In the above Excel Spreadsheet, we can see Ratios 1-5 in the columns. The prices and ‘Moon Math’ dollar amount in this spreadsheet are not important, as they are merely a starting point of relativity that gives us our percentages in price movement based on the metrics we use in this model. The obscenely large dollar values are just for fun.
We are setting an “expected” price movement of 100x (completely theoretically and not an actual price prediction) for PLS, followed by 3 different price scenarios for PLSX: 30, 50, & 100x in price increase. Within these different price scenarios for PLSX, we have the ‘Gains from PLS Swap’, where we can see the percentage gains you would get if you swapped. Green signifies profitability, yellow signifies a break-even swap, and red signifies a loss.
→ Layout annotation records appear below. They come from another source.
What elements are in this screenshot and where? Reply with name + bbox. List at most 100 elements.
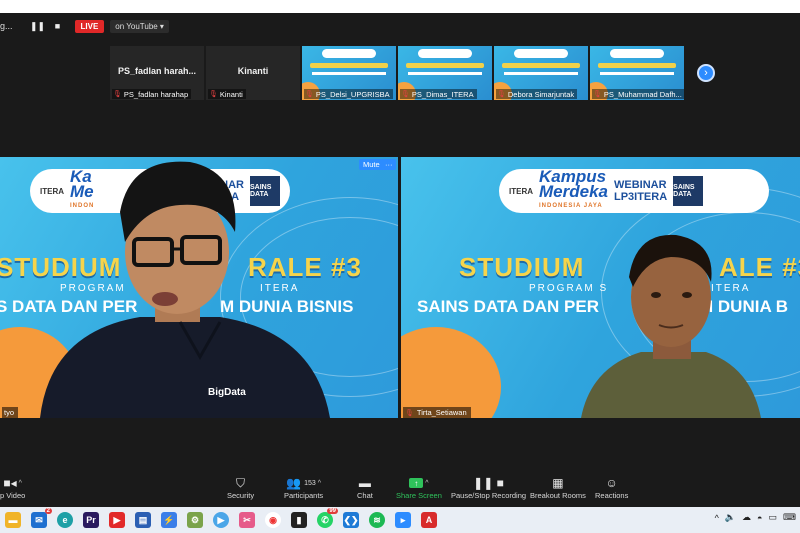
start-video-button[interactable]: ■◂ ^ p Video	[0, 475, 25, 500]
mic-muted-icon: 🎙	[497, 91, 506, 98]
participant-name: PS_Delsi_UPGRISBA	[315, 89, 390, 99]
whatsapp-icon[interactable]: ✆ 99	[317, 508, 338, 528]
participant-name: Tirta_Setiawan	[416, 408, 467, 417]
chevron-up-icon[interactable]: ^	[425, 480, 428, 487]
start-video-label: p Video	[0, 491, 26, 500]
share-screen-button[interactable]: ↑ ^ Share Screen	[396, 475, 442, 500]
merdeka-text: Merdeka	[539, 181, 608, 201]
stop-icon[interactable]: ■	[51, 19, 65, 33]
participant-name: PS_fadlan harahap	[123, 89, 189, 99]
snipping-tool-icon[interactable]: ✂	[239, 512, 255, 528]
premiere-pro-icon[interactable]: Pr	[83, 512, 99, 528]
keyboard-icon[interactable]: ⌨	[783, 512, 796, 523]
mail-badge: 2	[44, 508, 52, 514]
mic-muted-icon: 🎙	[209, 91, 218, 98]
participant-name: Debora Simarjuntak	[507, 89, 575, 99]
youtube-icon[interactable]: ▶	[109, 512, 125, 528]
reactions-button[interactable]: ☺ Reactions	[595, 475, 628, 500]
mute-button[interactable]: Mute	[359, 159, 384, 170]
acrobat-icon[interactable]: A	[421, 512, 437, 528]
battery-icon[interactable]: ▭	[768, 512, 777, 523]
vscode-icon[interactable]: ❮❯	[343, 512, 359, 528]
sticky-notes-icon[interactable]: ▮	[291, 512, 307, 528]
more-options-button[interactable]: ···	[382, 159, 396, 170]
participant-name-label: 🎙 PS_Dimas_ITERA	[400, 89, 477, 99]
video-tile-participant[interactable]: ITERA Kampus Merdeka INDONESIA JAYA WEBINA…	[401, 157, 800, 418]
meeting-toolbar: ■◂ ^ p Video ⛉ Security 👥 153 ^ Participant…	[0, 469, 800, 507]
system-tray: ^ 🔈 ☁ ◓ ▭ ⌨	[715, 512, 796, 523]
participant-thumbnail[interactable]: PS_fadlan harah... 🎙 PS_fadlan harahap	[110, 46, 204, 100]
file-explorer-icon[interactable]: ▬	[5, 512, 21, 528]
event-logo-bar: ITERA Kampus Merdeka INDONESIA JAYA WEBINA…	[499, 168, 769, 214]
mic-muted-icon: 🎙	[113, 91, 122, 98]
network-icon[interactable]: ◓	[757, 513, 762, 523]
media-player-icon[interactable]: ▶	[213, 512, 229, 528]
volume-icon[interactable]: 🔈	[725, 512, 736, 523]
participant-name-label: 🎙 PS_Muhammad Dafh...	[592, 89, 684, 99]
participant-name-label: 🎙 PS_Delsi_UPGRISBA	[304, 89, 393, 99]
kampus-merdeka-logo: Kampus Merdeka INDONESIA JAYA	[539, 168, 608, 214]
shield-icon: ⛉	[236, 475, 246, 490]
spotify-icon[interactable]: ≋	[369, 512, 385, 528]
participants-label: Participants	[284, 491, 324, 500]
slide-title-left: STUDIUM	[459, 252, 585, 282]
chat-label: Chat	[357, 491, 373, 500]
edge-browser-icon[interactable]: e	[57, 512, 73, 528]
chevron-up-icon[interactable]: ^	[19, 480, 22, 487]
participant-name-label: 🎙 Debora Simarjuntak	[496, 89, 578, 99]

So, how do we use this model?
To make use of this model, you need to have an anticipated price performance that you think is realistic for both PLSX and PLS. Let’s say you believe that PLS will do 100x and PLSX will only do 50x in price performance over the first two years. By setting this as the expectation, we can see in the chart that we would be in profit swapping 1:1 at 100% gain, but a break-even trade at 2:1, and a loss at anything greater than that ratio. If we increase the expected performance of PLSX to 100x, then there are no anticipated gains to be made at a 1:1 ratio and nothing but losses as we descend into higher ratios.
This model is made for swapping PLSX for PLS, however the same logic applies if you plan on swapping PLS for PLSX inversely.
The important take away here, is that your expectations need to be clearly laid out in front of you before ever considering swapping PLSX for PLS and only ever attempted based on your own findings. It is even important to consider what time horizon you are expecting the predictions you must take place, as PLSX or PLS could outperform one another depending on what your time horizon is and how expect the tokens to perform. As you can see in the model, you can quickly get burned if you do not know exactly what you are doing. As always, do your own research, ask plenty of questions and continue to prepare for the launch of Pulsechain.